The Taking of Pelham 1 2 3 (2009)



How timely is The Taking of Pelham 1 2 3, how perfect for these days when past mistakes and misdeeds persistently bubble to the surface, ruining any illusions we might have of smooth sailing ahead. In this remake of the 1974 thriller (which was also set in a time of financial ruin and decline), a ruthless, vengeful madman named Ryder (John Travolta) takes a NYC subway car and 19 passengers hostage. Ryder demands ten million dollars in ransom, and gives the city one hour to cough it up, but what's interesting about him is the way he peppers his ransom demands with financial jargon. He's obviously not your ordinary, bottom-feeding predator, this Ryder, but some subspecies of Wall Street shark, accustomed to life at the top of the food chain.


The mayor of this post-9/11, mid-recessional city (James Gandolfini) is a Rudy/Bloomberg hybrid - he lacks the appetite for grandstanding, but not for philandering, and he's a tycoon who knows how to swim in shark-infested waters. The hapless man in the middle of the shark tank is Walter Garber (Denzel Washington), a dispatcher working for the Metropolitan Transit Authority -- it's his job to make sure the trains run on time. It's one of Garber's trains that gets hijacked, and it's Garber that Ryder wants to talk to.


Much of The Taking of Pelham 1 2 3 takes place in the claustrophobic, fluorescent-lit confines of the hijacked train, in the even more claustrophobic oily blackness of the subway tunnels, and in the MTA control center, and much of the movie is just Garber and Ryder talking over the radio. Director Tony Scott likes a moving target, and if he doesn't have one, he makes one. His camera bobs and weaves In The Taking of Pelham 1 2 3, and his kinetic, energetic visuals mimic the rhythms of the trains, and the way the world looks through the windows of a moving subway car -- a blur of fast movement, and flickering, zoetrope-like impressions of a static tableau set in motion. Windows and computer screens (as high tech windows) figure prominently in the look of the film, and frame the action, and, in rare still moments, resemble the frames of a strip of movie film. The dialogue in Brian Helgelund's screenplay fixes on the radio-mediated back and forth between Ryder and Garber as each man tries to suss out the other, and get a glimpse into his adversary's soul through carefully chosen words.

There are a few holes in the plot, and the ending is perhaps less plausible than all that precedes it, but The Taking of Pelham 1 2 3 is an efficient, compelling, utterly watchable and absorbing thriller. The action is choreographed to perfection, and the filmmakers take Ryder's one hour deadline seriously -- there's no padding in this lean movie, which, allowing for some before and after, clocks in at an hour and 35 minutes. But tucked in between the movement and mishegas of the hijacking and hostage-taking, the negotiations and spasms of violence, the movie efficiently packs in a parable about greed, easy money, and moral choices.

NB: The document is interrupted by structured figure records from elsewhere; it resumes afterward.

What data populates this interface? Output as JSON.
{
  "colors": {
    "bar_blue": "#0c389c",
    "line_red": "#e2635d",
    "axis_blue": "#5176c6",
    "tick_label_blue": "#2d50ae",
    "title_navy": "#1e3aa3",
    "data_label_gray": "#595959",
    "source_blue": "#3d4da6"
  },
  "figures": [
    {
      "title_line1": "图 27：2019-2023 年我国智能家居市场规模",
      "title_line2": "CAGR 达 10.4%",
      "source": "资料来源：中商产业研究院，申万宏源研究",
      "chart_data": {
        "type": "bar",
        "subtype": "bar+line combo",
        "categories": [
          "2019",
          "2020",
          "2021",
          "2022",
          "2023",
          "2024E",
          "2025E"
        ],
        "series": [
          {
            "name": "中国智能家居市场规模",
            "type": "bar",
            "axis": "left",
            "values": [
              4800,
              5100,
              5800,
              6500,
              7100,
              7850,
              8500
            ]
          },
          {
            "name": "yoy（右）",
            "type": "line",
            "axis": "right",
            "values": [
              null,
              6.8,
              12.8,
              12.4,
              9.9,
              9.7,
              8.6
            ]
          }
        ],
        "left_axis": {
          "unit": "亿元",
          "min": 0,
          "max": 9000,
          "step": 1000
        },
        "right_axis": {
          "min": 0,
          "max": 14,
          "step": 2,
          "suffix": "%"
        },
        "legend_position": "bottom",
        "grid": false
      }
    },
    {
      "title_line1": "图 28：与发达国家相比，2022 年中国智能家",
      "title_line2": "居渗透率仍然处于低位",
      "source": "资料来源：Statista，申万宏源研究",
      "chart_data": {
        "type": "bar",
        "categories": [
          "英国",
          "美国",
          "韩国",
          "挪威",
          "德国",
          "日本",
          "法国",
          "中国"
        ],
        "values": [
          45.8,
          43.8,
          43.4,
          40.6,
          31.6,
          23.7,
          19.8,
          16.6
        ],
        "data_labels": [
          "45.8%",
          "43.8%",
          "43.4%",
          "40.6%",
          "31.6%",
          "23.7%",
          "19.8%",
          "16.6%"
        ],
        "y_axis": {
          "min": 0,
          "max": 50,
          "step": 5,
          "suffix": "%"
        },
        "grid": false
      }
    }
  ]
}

Cinematographer Tobias Schliessler keeps the movie's palette natural, which is to say, unnatural -- the greenish hue of the subway car and the cool blues and hot reds of the control center dominate (Garber, with his mustard shirt and amber glasses, represents some kind of earthy, grounded middle). When the film is above ground, the camera is usually flying high above, but always ready to plunge back into the subterranean darkness, because this is a movie about moral turpitude, and the battle between the light and the dark, both within two men, and within the soul of the city. Ryder, down in the dark, is angry, whiny and self-righteous. He's the sort of guy who spreads pain and blame, assigning responsibility for all of his misdeeds elsewhere. It's no accident he speaks the language of money, greed, excess, and personal unaccountability. Travolta deftly balances Ryder on the sharp edge of insanity -- he is predictable and rational, but only because he is brutally cunning, and does exactly what he says he will do no matter how insane it is. Washington's Garber is no saint -- he's worked his way through the ranks of the Transit Authority, from motorman to supervisor, but appears to be working his way back down following his own minor financial scandal. He's the quiet, stoic everyman here, to contrast with Travolta's hyperbolic, voluble kvetcher. Ryder fixates on what he has in common with Garber, and the mayor (mired in a career-imploding marital scandal). And The Taking of Pelham 1 2 3 boils down to this question -- what's the difference between the good guys and the bad guys? Is it luck? Choices? Temperament? Character? Garber's got something essential -- moral fiber perhaps -- that Ryder lacks. Whatever it is, it's the reason Garber is on the side of right (most of the time, anyway), and Ryder isn't, and why Ryder has to warm himself in a cloak of righteousness, and Garber doesn't. And that's as timely (and timeless) a story as any in tumultuous times like these.